They were not on the same page.
Drew Barrymore was officially relieved Tuesday from her hosting duties for the 2023 National Book Awards after revealing that she planned to resume filming “The Drew Barrymore Show” amid the Writer’s Guild of America strike.
In an official statement posted on X (formerly Twitter), the National Book Foundation condemned Barrymore, 48, and said that they had “rescinded” her hosting invitation for the November ceremony.
“The National Book Award is an evening dedicated to celebrating the power of literature, and the incomparable contributions of writers to our culture,” read the statement. “In light of the announcement that ‘The Drew Barrymore Show’ will resume production, the National Book Foundation has rescinded Ms. Barrymore’s invitation to host the 74th National Book Awards Ceremony.”
“Our commitment is to ensure that the focus of the awards remains on celebrating writers and books, and we are grateful to Ms. Barrymore and her team for their understanding in this situation,” continued the statement.
The Post reached out to Barrymore for comment.
It was announced in July that the “Charlie’s Angel” actress would host the event while philanthropist and ex-talk show host Oprah Winfrey would be speaking at the event. The foundation has yet to announce a new emcee.
Barrymore’s return to television has not been an easy one. On Tuesday, two audience members claimed they were removed from a taping of her morning talk show for sporting WGA pins.
Taking to X, Dominic Turiczek claimed that he and his friend were “verbally assaulted” by members of the show’s crew before being asked to leave.
“Went to @DrewBarrymoreTV after winning tickets, unaware of the #WGA strike,” Turiczek wrote on Monday. “We took pins & went in, got kicked out, & verbally assaulted by @DrewBarrymore’s crew.
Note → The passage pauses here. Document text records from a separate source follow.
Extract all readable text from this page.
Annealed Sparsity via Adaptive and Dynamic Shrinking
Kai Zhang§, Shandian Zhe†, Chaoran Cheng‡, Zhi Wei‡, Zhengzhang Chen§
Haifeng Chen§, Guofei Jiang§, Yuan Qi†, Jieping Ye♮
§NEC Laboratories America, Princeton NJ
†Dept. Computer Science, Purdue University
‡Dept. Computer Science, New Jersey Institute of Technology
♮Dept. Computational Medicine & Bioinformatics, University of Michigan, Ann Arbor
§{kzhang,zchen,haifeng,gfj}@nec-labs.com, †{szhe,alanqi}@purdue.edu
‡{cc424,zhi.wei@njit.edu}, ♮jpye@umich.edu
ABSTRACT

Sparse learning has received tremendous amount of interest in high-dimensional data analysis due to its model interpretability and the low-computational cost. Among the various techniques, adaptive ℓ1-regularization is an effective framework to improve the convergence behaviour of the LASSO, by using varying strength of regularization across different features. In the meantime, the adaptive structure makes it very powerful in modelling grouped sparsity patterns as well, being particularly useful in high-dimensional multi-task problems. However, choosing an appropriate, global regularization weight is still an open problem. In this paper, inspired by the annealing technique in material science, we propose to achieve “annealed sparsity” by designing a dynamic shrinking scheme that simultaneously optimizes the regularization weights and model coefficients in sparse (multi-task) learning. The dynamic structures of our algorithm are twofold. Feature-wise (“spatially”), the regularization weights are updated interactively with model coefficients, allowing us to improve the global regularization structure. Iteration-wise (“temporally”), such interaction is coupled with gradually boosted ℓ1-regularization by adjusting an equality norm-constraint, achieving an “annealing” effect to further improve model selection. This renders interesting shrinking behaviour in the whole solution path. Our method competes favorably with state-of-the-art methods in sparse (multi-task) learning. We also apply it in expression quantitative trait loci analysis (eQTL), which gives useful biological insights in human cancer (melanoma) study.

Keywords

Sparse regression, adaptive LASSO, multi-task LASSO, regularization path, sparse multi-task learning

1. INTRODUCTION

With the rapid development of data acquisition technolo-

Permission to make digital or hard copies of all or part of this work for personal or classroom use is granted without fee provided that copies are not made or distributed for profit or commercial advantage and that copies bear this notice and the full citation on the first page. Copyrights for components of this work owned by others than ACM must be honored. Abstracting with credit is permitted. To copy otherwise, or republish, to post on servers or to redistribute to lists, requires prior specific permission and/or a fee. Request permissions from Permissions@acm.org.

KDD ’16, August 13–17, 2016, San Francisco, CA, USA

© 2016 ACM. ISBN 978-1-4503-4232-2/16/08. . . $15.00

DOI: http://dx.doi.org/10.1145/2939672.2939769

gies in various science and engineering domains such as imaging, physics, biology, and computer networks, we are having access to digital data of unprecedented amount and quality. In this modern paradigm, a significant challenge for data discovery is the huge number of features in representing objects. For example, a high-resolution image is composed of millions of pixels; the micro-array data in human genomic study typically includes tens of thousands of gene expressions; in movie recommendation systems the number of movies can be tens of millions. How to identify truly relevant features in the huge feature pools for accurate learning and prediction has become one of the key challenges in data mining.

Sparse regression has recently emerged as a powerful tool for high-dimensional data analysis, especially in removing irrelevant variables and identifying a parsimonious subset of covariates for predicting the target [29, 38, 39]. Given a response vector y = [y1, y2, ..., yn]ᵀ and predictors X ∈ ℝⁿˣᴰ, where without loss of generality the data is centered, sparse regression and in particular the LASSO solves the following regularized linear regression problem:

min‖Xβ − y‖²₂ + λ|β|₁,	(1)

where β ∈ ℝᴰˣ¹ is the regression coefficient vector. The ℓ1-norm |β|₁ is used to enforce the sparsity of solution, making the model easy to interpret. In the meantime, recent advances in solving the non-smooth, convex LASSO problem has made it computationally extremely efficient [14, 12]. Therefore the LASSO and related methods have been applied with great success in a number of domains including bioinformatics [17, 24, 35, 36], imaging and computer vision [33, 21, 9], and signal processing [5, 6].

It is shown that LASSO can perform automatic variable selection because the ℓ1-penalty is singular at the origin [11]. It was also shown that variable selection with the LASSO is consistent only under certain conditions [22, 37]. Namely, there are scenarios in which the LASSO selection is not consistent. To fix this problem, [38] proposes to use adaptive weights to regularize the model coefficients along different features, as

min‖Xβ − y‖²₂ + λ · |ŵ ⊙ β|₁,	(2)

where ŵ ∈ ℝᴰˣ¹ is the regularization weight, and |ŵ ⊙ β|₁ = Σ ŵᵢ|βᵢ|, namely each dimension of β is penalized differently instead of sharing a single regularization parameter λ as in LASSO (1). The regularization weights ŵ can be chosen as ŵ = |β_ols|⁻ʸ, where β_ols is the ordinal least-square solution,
It’s clear they don’t support #WGAStrong, writers or fans!”
Turiczek and his friend went on to join the pickets outside the building after the incident.
The enraged fan added in a second tweet that while they were aware that the strike was going on, they did not realize that “they were picketing at Drew’s show.”
A rep for the show later told Entertainment Weekly that Barrymore was “completely unaware of the incident” and that they were “in the process of reaching out to the affected audience members to offer them new tickets.”
Since coming back on air, the “50 First Dates” star has had to defend her actions.
The “Blended” actress issued a statement Sunday on Instagram saying that even though she walked away from hosting the MTV Movie & TV Awards in May as it was in “direct conflict with what the strike was dealing with which was studios, streamers, film, and television,” she was set on bringing back her show.
“I am also making the choice to come back for the first time in this strike for our show, that may have my name on it but this is bigger than just me,” she wrote. “I own this choice.”
“We are in compliance with not discussing or promoting film and television that is struck of any kind. We launched live in a global pandemic,” she continued. “Our show was built for sensitive times and has only functioned through what the real world is going through in real time.”
Additionally, Barrymore noted that her show had wrapped for the summer on April 20, before the strikes began.
“The Drew Barrymore Show will not be performing any writing work covered by the WGA strike,” a CBS Media Ventures spokesperson told The Post.
The Writers Guild of America has pushed back about the show returning to air.
“The @DrewBarrymoreTV Show is a WGA covered, struck show that is planning to return without its writers,” the Writers Guild of America, East tweeted Sunday. “The Guild has, and will continue to, picket struck shows that are in production during the strike. Any writing on ‘The Drew Barrymore Show’ is in violation of WGA strike rules.”